Ao mesmo tempo, a nova lei em Santos deve alimentar um debate importante: até que ponto o poder público pode intervir na relação entre tutores e seus animais? Defensores da medida argumentam que, sem punição concreta, casos graves de abandono temporário continuarão ocorrendo e que os animais não podem esperar apenas pela boa vontade humana.
Críticos, por outro lado, levantam preocupações sobre possíveis excessos de fiscalização, conflitos entre vizinhos e dificuldades de famílias de baixa renda que nem sempre têm recursos para hotel ou cuidador especializado. A discussão sobre o equilíbrio entre proteção animal e liberdade individual deve ganhar espaço nas redes sociais e nos próximos debates legislativos.
Você acha que a multa de até R$ 10 mil e o limite de 36 horas são uma medida necessária ou um exagero do poder público? Deixe seu comentário, conte como você organiza o cuidado com seu pet quando precisa viajar e diga se apoiaria uma lei semelhante na sua cidade.

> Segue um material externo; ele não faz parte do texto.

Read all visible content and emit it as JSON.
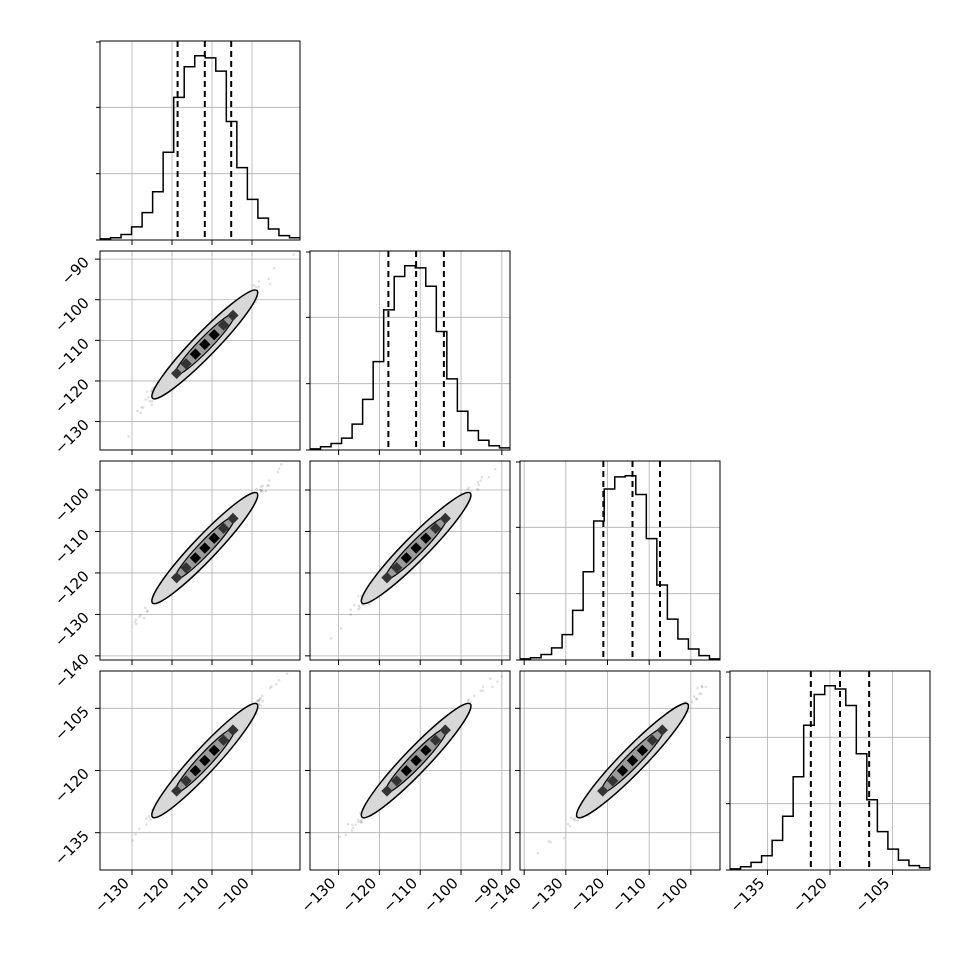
{
  "colors": {
    "frame": "#000000",
    "grid": "#b0b0b0",
    "hist": "#000000",
    "contour_fill_light": "#d8d8d8",
    "contour_fill_dark": "#000000"
  },
  "chart_data": {
    "type": "corner",
    "params": 4,
    "grid": true,
    "axes": [
      {
        "range": [
          -138,
          -88
        ],
        "ticks": [
          -130,
          -120,
          -110,
          -100
        ],
        "tick_labels": [
          "−130",
          "−120",
          "−110",
          "−100"
        ]
      },
      {
        "range": [
          -137,
          -88
        ],
        "ticks": [
          -130,
          -120,
          -110,
          -100,
          -90
        ],
        "tick_labels": [
          "−130",
          "−120",
          "−110",
          "−100",
          "−90"
        ]
      },
      {
        "range": [
          -141,
          -93
        ],
        "ticks": [
          -140,
          -130,
          -120,
          -110,
          -100
        ],
        "tick_labels": [
          "−140",
          "−130",
          "−120",
          "−110",
          "−100"
        ]
      },
      {
        "range": [
          -144,
          -96
        ],
        "ticks": [
          -135,
          -120,
          -105
        ],
        "tick_labels": [
          "−135",
          "−120",
          "−105"
        ]
      }
    ],
    "quantiles": [
      [
        -118.6,
        -111.8,
        -105.2
      ],
      [
        -117.8,
        -111.0,
        -104.2
      ],
      [
        -121.0,
        -114.0,
        -107.4
      ],
      [
        -124.6,
        -117.6,
        -110.6
      ]
    ],
    "histograms": [
      {
        "counts": [
          1,
          2,
          5,
          12,
          25,
          44,
          80,
          130,
          158,
          168,
          166,
          154,
          108,
          66,
          37,
          20,
          10,
          4,
          2
        ]
      },
      {
        "counts": [
          1,
          3,
          6,
          11,
          24,
          47,
          82,
          130,
          161,
          171,
          169,
          152,
          110,
          66,
          36,
          18,
          9,
          4,
          2
        ]
      },
      {
        "counts": [
          1,
          2,
          5,
          11,
          23,
          45,
          80,
          126,
          155,
          166,
          167,
          150,
          110,
          68,
          37,
          19,
          10,
          4,
          1
        ]
      },
      {
        "counts": [
          1,
          3,
          7,
          13,
          27,
          49,
          85,
          132,
          160,
          168,
          165,
          150,
          106,
          64,
          35,
          19,
          9,
          4,
          2
        ]
      }
    ],
    "correlation": 0.99
  }
}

ENQUANTO ISSO QUEM DEIXAR UM SER HUMANO SOZINHO NÃO PAGA **** NENHUMA NESSE PAÍS HIPÓCRITA DE POLÍTICOS HIPÓCRITAS
Isso é um absurdo. Vai aumentar o abandono de animais nas épocas de férias. Não é uma lei inteligente, pra dizer o mínimo. Parece que esse pessoal não tem nada pra fazer, aí ficam inventando leis burras.
Que lei mais esdrúxula! Parem de votar em pessoas sem ideias úteis a nação. Há pais que largam os filhos menores em casa, abandonam em abrigos e não pagam nada. Daí, vem um fulano ativista querer que pague por que largou o ****? Se toque! Pagar salário de deputado ou vereador desse nível não dá. Lei totalmente descabida em inviável. Arquivem essa bobagem logo.
Parabéns a criação da Lei. Não há nada de esdrúxula nas Leis de Proteção aos animais. Abandono de animais é uma questão ambiental e de saúde pública. Sou a favor da multa porque o brasileiro só repensa quando pesa no bolso. Também sou a favor da prisão ou prestação de serviço supervisionado em abrigos que cuidem de animais resgatados em situações de risco, para que possa viver o drama desses animais. Tenho 5 gatos que foram resgatados da rua. Eles são prioridades em minha vida e cada um é atendido em suas necessidades.